Over the holiday break, 16 Florida Keys fishermen got together and cleaned 2,600 pounds of grouper to get ready for the 13th annual Florida Keys Seafood Festival.
After about five and half hours, they had 800 pounds of local grouper fillets ready to be battered and served Jan.13 and 14 at festival at Bayview Park, Truman Avenue and Jose Marti Drive in Key West, says marketer Jill Snodgrass.
The fish is being stored at Fanci Seafood on Cudjoe Key until the event. The carcasses are recycled as crab-trap bait, promoting the sustainability cycle. The fishermen will also prep an estimated 1,200 lobster tails, 550 pounds of stone crab and 110 gallons of conch chowder and lobster bisque.
The 13th annual festival celebrates the Keys’ world-renowned fresh seafood and the commercial fishermen who devote their careers to harvesting it.
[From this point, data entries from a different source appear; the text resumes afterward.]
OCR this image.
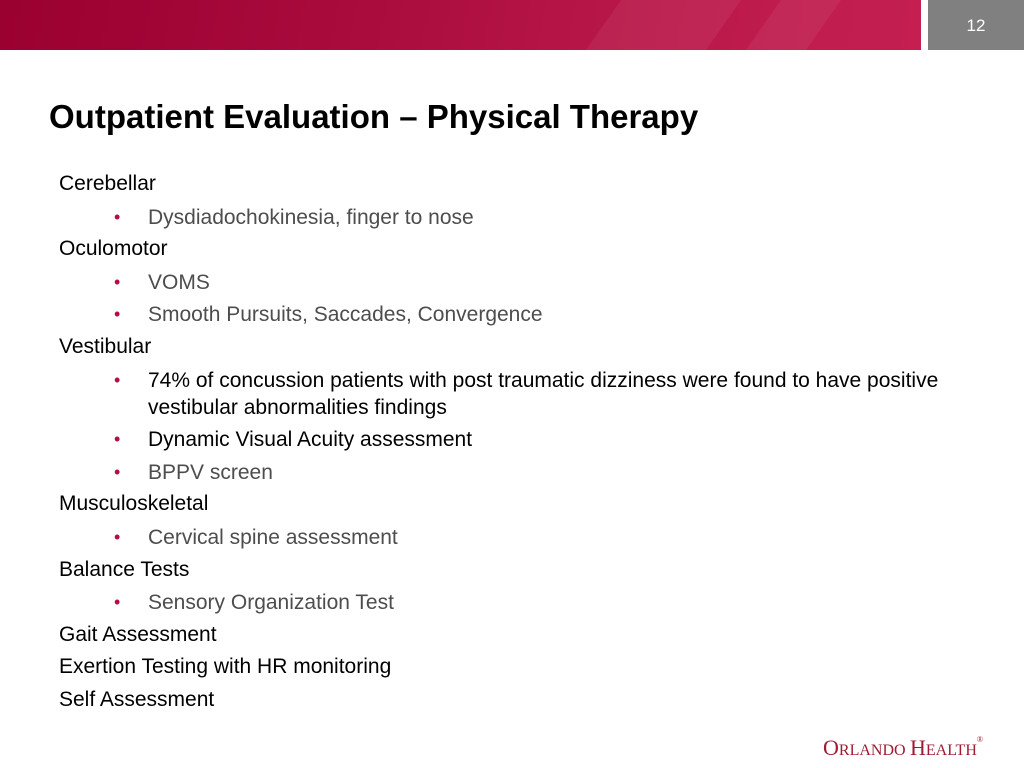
12
Outpatient Evaluation – Physical Therapy
Cerebellar
• Dysdiadochokinesia, finger to nose
Oculomotor
• VOMS
• Smooth Pursuits, Saccades, Convergence
Vestibular
• 74% of concussion patients with post traumatic dizziness were found to have positive vestibular abnormalities findings
• Dynamic Visual Acuity assessment
• BPPV screen
Musculoskeletal
• Cervical spine assessment
Balance Tests
• Sensory Organization Test
Gait Assessment
Exertion Testing with HR monitoring
Self Assessment
ORLANDO HEALTH®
Presented by the Florida Keys Commercial Fishermen’s Association, the family-friendly feast is set for 11 a.m. to 8 p.m. Saturday and 11 a.m. to 5 p.m. Sunday.
The menu features fresh grilled Florida spiny lobster, pick-and-peel Key West pink shrimp, stone crab claws, fried local fish, smoked fish dip with crackers, lobster bisque and more. All seafood is prepared and served by local fishermen and their families.
Traditional regional favorites such as conch salad, conch chowder and conch fritters, prepared according to local recipes, also await. Other food available includes hot dogs, hamburgers, sweet flan and Key lime pie. Beverages range from soft drinks to beer and wine to island-style cocktails.
Plans also call for nonstop live music by regional musicians and bands, raffles and a fun zone with activities for kids. Vendor booths are to offer arts and crafts depicting aspects of the fishing community and marine life, as well as other items made by local artisans.
Admission is $5 per adult, including entry into a raffle for $250 worth of seafood, and free for children under age 12. Proceeds benefit the Florida Keys Commercial Fishermen’s Association and scholarships for college-bound students from Key Largo to Key West.
The event is pedestrian- and bicycle-friendly, encouraging guests to walk or ride. We employ green methods offering biodegradable service ware, recycling bins/trash sorts and reusable bags and donate any leftover food.
According to the Department of Commerce’s Fisheries Economics of the United State, Florida’s commercial fishery is second in the nation in terms of sales and income and third in the nation with the number of jobs supported by commercial fishing, Snodgrass says.